Minus273 · 15/11/2011 16:21

For me the gender of the extra people isn't the issue it is the number of people in one relatively small room. As I mentioned in my post earlier when I had DD I was in a room designed to hold 6 patients. They had squeezed in 8 beds and 8 cribs, there wasn't enough room to move as it was. Trying to move about with a wound across your abdomen is difficult enough as it is without having to climb over extra people and furniture.

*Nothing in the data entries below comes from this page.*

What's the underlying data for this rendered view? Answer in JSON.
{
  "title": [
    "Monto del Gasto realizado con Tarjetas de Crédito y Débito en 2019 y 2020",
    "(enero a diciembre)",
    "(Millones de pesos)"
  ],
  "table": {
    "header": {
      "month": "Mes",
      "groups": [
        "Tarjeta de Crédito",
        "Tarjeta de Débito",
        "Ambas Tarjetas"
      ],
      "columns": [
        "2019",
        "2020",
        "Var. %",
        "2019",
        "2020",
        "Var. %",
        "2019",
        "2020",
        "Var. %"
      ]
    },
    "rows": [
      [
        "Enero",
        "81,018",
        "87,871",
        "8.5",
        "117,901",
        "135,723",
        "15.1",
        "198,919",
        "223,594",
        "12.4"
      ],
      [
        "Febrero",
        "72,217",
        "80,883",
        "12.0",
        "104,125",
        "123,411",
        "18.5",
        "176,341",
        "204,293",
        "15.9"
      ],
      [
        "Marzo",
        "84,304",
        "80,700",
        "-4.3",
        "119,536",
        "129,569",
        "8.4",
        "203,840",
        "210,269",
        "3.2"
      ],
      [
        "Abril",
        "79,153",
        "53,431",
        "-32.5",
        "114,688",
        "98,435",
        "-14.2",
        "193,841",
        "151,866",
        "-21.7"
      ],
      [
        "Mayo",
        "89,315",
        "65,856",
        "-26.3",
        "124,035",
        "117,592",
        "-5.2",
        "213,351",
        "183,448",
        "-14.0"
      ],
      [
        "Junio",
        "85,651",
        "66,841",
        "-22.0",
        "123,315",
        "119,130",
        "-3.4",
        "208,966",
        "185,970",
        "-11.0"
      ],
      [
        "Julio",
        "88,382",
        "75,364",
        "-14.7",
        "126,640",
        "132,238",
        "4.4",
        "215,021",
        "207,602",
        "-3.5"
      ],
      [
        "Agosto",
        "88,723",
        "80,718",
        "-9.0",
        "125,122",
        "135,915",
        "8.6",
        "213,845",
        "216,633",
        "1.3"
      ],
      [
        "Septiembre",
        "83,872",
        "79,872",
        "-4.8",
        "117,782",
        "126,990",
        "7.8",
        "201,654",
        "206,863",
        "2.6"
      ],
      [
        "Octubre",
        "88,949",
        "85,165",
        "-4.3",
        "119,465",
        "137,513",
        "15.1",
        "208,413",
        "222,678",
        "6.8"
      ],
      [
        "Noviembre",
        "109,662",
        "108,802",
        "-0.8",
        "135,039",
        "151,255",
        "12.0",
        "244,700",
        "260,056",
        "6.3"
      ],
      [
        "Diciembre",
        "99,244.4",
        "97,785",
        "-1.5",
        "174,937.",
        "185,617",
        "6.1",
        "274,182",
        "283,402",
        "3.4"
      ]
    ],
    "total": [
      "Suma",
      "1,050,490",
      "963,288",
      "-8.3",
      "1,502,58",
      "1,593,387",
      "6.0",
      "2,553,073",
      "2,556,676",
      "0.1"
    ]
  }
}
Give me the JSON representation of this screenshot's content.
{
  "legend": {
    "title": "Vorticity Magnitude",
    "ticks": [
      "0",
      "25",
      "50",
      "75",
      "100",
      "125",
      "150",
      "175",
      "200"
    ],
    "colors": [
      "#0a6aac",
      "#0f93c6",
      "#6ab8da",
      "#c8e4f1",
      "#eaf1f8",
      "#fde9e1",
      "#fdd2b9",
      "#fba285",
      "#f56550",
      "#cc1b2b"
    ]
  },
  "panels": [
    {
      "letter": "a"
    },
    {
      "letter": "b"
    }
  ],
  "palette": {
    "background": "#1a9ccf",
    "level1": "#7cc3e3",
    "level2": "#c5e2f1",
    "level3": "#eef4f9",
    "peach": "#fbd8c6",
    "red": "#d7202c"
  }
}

Yes I could have done with help, especially when I couldn't feel my legs but the place was so claustrophobic I think I would have lost it if there were even more people there.

Maisiethemorningsidecat · 15/11/2011 16:23

The thing is Dreaming, you will get some women who have had interventions, or are struggling to cope, or can't get breastfeeding established etc etc etc who will also feel that they 'need' their DH/partner there with them, so the midwives will be faced with a barrage of requests (not all of them polite, I imagine) or will have to come up with another set of black-and-white rules ie no section, no DH/partner.

As for asking the other women if they mind - again, that would cause complications. What if you get a even number saying one thing? Or patients are moved and they've said yes when the next person in says no? Or you feel duty bound to say yes?

I don't think there is room for discretion here to that extent. I know when I was in having DS1 a very frantic dad arrived at stupid o'clock from the rigs - he had missed the birth becuase the helicopter had been grounded, and so was allowed on to the ward to be with his wife and baby. No-one minded that at all - but I can imagine busy midwives being put in a position of having to make judgements about whether or not a DH/partner should stay.

dreamingbohemian · 15/11/2011 16:25

I agree NotJust

Women wanting their partners to stay is just a symptom of a bigger problem -- namely, that women do not believe they will receive adequate support or respect on the postnatal ward.

If you want to campaign for something, don't campaign against vulnerable women who are just looking for the help they need -- campaign for more and better staff on the wards.

Don't write to your MP insisting on no male vistors -- write and insist that David Cameron keep his pledge to hire more midwives.

Of course, we had a thread on here recently asking for an MN campaign to improve postnatal care. There were hundreds of responses and practical suggestions, but AFAIK MN is not interested in doing anything. So I'm not holding my breath. I don't think anyone cares Sad

laptopdancer · 15/11/2011 16:25

To the person(s) who said keep ypur curtains closed...I was in an 8 bed bay and was FORBIDDEN to keep the curtain closed. Everytime I closed them, the mw opened them with a tut and a swish.
It was god awful as I had no visitors and the place was surrounded with people even pushed up to my bed at some stages.

laptopdancer · 15/11/2011 16:27

Oh and I was there for six god for fucking saken nights...god I hated that place

A1980 · 15/11/2011 16:28

YANBU

If you want your DP to stay after the birth, pay for a private hospital and private room where they can accommodate you both.

There is no sense in the NHS with it's already massively over stretched resources having to provide beds for fathers with absolutely no need for them to be there. This may also take resources and extra beds away from parents who must stay with their sick children when admitted to hospital. A parent with a sick child should be a priority for staying in hospital with them.

blackteaplease · 15/11/2011 16:28

Me too laptopdancer. I wasn't allowed the curtains closed.